How many babies are born with parents without legal status?
In 2023, about 300,000 babies were born in the U.S. to parents without legal status, according to NPR.
Those babies had been granted citizenship in the past - but Donald Trump is looking to change that.
If his executive order stands, those babies would not be granted automatic citizenship.
What is birthright citizenship?
Birthright citizenship is when babies born in the U.S. are automatically granted citizenship.
The 14th Amendment has long been interpreted to give citizenship to any person born - regardless of whether their parents are citizens- inside the U.S. or one of its territories.
The 14th Amendment reads:
All persons born or naturalized in the United States, and subject to the jurisdiction thereof, are citizens of the United States and of the State wherein they reside.
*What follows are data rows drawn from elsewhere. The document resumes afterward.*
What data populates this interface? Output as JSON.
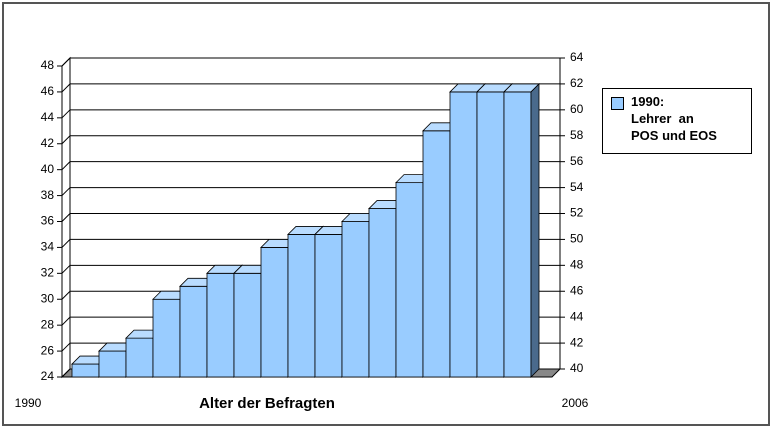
{
  "chart_data": {
    "type": "bar3d",
    "x_label": "Alter der Befragten",
    "categories": [
      "1990",
      null,
      null,
      null,
      null,
      null,
      null,
      null,
      null,
      null,
      null,
      null,
      null,
      null,
      null,
      null,
      "2006"
    ],
    "series": [
      {
        "name": "1990:\nLehrer  an\nPOS und EOS",
        "color": "#99ccff",
        "values": [
          25,
          26,
          27,
          30,
          31,
          32,
          32,
          34,
          35,
          35,
          36,
          37,
          39,
          43,
          46,
          46,
          46
        ]
      }
    ],
    "ylim": [
      24,
      48
    ],
    "yticks": [
      24,
      26,
      28,
      30,
      32,
      34,
      36,
      38,
      40,
      42,
      44,
      46,
      48
    ],
    "y2lim": [
      40,
      64
    ],
    "y2ticks": [
      40,
      42,
      44,
      46,
      48,
      50,
      52,
      54,
      56,
      58,
      60,
      62,
      64
    ],
    "grid": true
  }
}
No State shall make or enforce any law which shall abridge the privileges or immunities of citizens of the United States; nor shall any State deprive any person of life, liberty, or property, without due process of law; nor deny to any person within its jurisdiction the equal protection of the laws.
Quiet night at the Supreme Court
Images show a quiet night at the Supreme Court, before a historic day when Donald Trump becomes the first president to attend arguments
No president has ever attended Supreme Court arguments
No U.S.
President has ever attended Supreme Court oral arguments - but Donald Trump is not one for tradition.
On Wednesday, Trump is set to visit the Supreme Court and break a tradition that has been around since 1790.
Trump announced plans to attend and hear arguments on whether his move to end birthright citizenship is Constitutional.
"The case is about the powers of the presidency as an institution," Richard Pildes, a professor of constitutional law at New York University, told NBC News.
"By showing up in person, the President would instead be personalizing the case, as if it’s a personal confrontation between him and the justices."